Through all of his weakness, he kept going. He kept dispensing the sacraments. He kept hearing confessions. He kept being a priest when being a priest meant death. Something held him to his vocation even when he couldn't hold himself to virtue, and that something was grace.


Greene understood this. The whiskey priest didn't persist through willpower. He wasn't a stoic hero gritting his teeth through adversity. He was a weak man held up by something stronger than himself. Every time he could have walked away and didn't, that was grace. Every time he stumbled back to his duty after falling, that was grace. The very fact that he never gave up is not something he can take credit for. That's the mercy of God refusing to let go of him.
I've learned this in my own life. The decision to stay the course, to keep showing up for my family, to not abandon my vocation even in my worst seasons: I used to think that was my own grit, my own determination. Now I know better. That was Christ holding onto me when I couldn't hold onto myself, and that changes everything.


Because if staying the course is grace, then I don't have to carry the weight of my past failures as condemnation. I can see them clearly (the whiskey priest was right about that, we do see our choices more clearly in hindsight) but I see them as a man who has been held, not as a man who white-knuckled his way through. The whiskey priest's regret is real. It would have been easier to become a saint if he'd made different small choices along the way. Those choices matter. They shape who we become. And I can let that wisdom guide me going forward: a commitment to choose better at the next crossroad, to cooperate more fully with grace when it's offered. But his faithfulness is also real. He chose to die rather than abandon his priesthood, and that choice, the choice to never give up, was the most important one he made.
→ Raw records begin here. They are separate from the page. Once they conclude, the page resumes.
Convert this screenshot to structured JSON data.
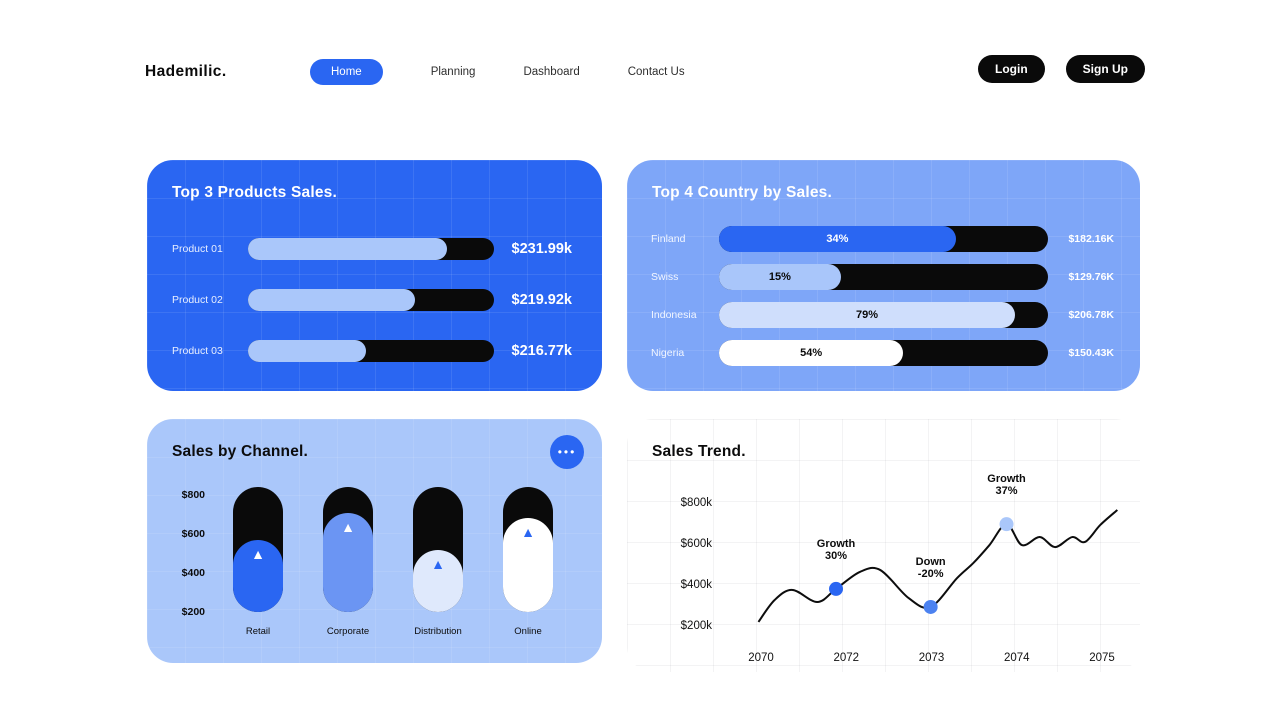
{
  "brand": "Hademilic.",
  "nav": {
    "items": [
      {
        "label": "Home",
        "active": true
      },
      {
        "label": "Planning",
        "active": false
      },
      {
        "label": "Dashboard",
        "active": false
      },
      {
        "label": "Contact Us",
        "active": false
      }
    ]
  },
  "auth": {
    "login": "Login",
    "signup": "Sign Up"
  },
  "colors": {
    "primary": "#2a66f2",
    "card_products": "#2a66f2",
    "card_countries": "#7ea6f8",
    "card_channels": "#aac7fa",
    "bar_black": "#0a0a0a",
    "pale_fill": "#aac7fa"
  },
  "icons": {
    "more": "•••",
    "triangle_up": "▲"
  },
  "chart_data": [
    {
      "type": "bar",
      "title": "Top 3 Products Sales.",
      "categories": [
        "Product 01",
        "Product 02",
        "Product 03"
      ],
      "values": [
        "$231.99k",
        "$219.92k",
        "$216.77k"
      ],
      "fill_pct": [
        81,
        68,
        48
      ]
    },
    {
      "type": "bar",
      "title": "Top 4 Country by Sales.",
      "categories": [
        "Finland",
        "Swiss",
        "Indonesia",
        "Nigeria"
      ],
      "pct": [
        34,
        15,
        79,
        54
      ],
      "values": [
        "$182.16K",
        "$129.76K",
        "$206.78K",
        "$150.43K"
      ],
      "fill_pct": [
        72,
        37,
        90,
        56
      ],
      "fill_colors": [
        "#2a66f2",
        "#a9c6fa",
        "#cfdefc",
        "#ffffff"
      ],
      "label_colors": [
        "#ffffff",
        "#0a0a0a",
        "#0a0a0a",
        "#0a0a0a"
      ]
    },
    {
      "type": "bar",
      "title": "Sales by Channel.",
      "y_ticks": [
        "$800",
        "$600",
        "$400",
        "$200"
      ],
      "categories": [
        "Retail",
        "Corporate",
        "Distribution",
        "Online"
      ],
      "inner_pct": [
        58,
        79,
        50,
        75
      ],
      "inner_colors": [
        "#2a66f2",
        "#6b95f3",
        "#dfe9fc",
        "#ffffff"
      ],
      "triangle_colors": [
        "#ffffff",
        "#ffffff",
        "#2a66f2",
        "#2a66f2"
      ]
    },
    {
      "type": "line",
      "title": "Sales Trend.",
      "y_ticks": [
        "$800k",
        "$600k",
        "$400k",
        "$200k"
      ],
      "x_ticks": [
        "2070",
        "2072",
        "2073",
        "2074",
        "2075"
      ],
      "ylim": [
        200,
        800
      ],
      "points": [
        [
          -0.03,
          215
        ],
        [
          0.16,
          322
        ],
        [
          0.37,
          371
        ],
        [
          0.66,
          312
        ],
        [
          0.88,
          376
        ],
        [
          1.16,
          459
        ],
        [
          1.4,
          468
        ],
        [
          1.73,
          332
        ],
        [
          1.99,
          288
        ],
        [
          2.3,
          429
        ],
        [
          2.49,
          502
        ],
        [
          2.68,
          590
        ],
        [
          2.88,
          692
        ],
        [
          3.06,
          590
        ],
        [
          3.27,
          629
        ],
        [
          3.45,
          580
        ],
        [
          3.65,
          629
        ],
        [
          3.8,
          605
        ],
        [
          3.98,
          688
        ],
        [
          4.18,
          761
        ]
      ],
      "annotations": [
        {
          "label": "Growth",
          "value": "30%",
          "x": 0.88,
          "y": 376,
          "dot_color": "#2a66f2"
        },
        {
          "label": "Down",
          "value": "-20%",
          "x": 1.99,
          "y": 288,
          "dot_color": "#4c82f0"
        },
        {
          "label": "Growth",
          "value": "37%",
          "x": 2.88,
          "y": 692,
          "dot_color": "#aac7fa"
        }
      ]
    }
  ]
}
Both things are true for me, too. I can see where I could have done better. That clarity is a gift, not a burden. It helps me make better choices today. But I also see that through all of it, I never stopped being a husband and father. I never walked away from my vocation. And here's what I've come to understand: if I had walked away, none of the other choices would matter. You can't grow in virtue if you've left the field. You can't become a better father if you've stopped being one. And I want to be clear about what I mean by staying. I don't mean simply not leaving. There are men who never walk out the door but who stopped trying long ago. That's not perseverance. That's just presence without purpose. The whiskey priest didn't just remain in Mexico; he kept trying to be a priest. He kept reaching for the sacraments, kept serving his people, kept striving toward his vocation even when he failed at it daily. That's what I mean by not giving up: not the decision to stay in the building, but the decision to keep reaching for holiness even when you keep falling short. The choice to stay, to keep going even when so many smaller choices were flawed, is the one that keeps all the other possibilities alive. It's the hinge on which everything else can eventually turn. And that decision wasn't really mine. It was grace, working in me, refusing to let me go.


The whiskey priest dies a martyr not despite his failures but carrying them with him. His weakness and his faithfulness coexist until the very end, and both are held together by something greater than himself. That's what being a father is. You carry your past and your faithfulness together. You see clearly where you could have done better, and you keep walking forward anyway. You learn from "it would have been so easy to be a saint" while also trusting that the grace which kept you in the fight is the same grace that's making you into one. The small choices matter. Make better ones when you can. The choice to never give up is the one that grace makes possible, and the one that makes all the others possible.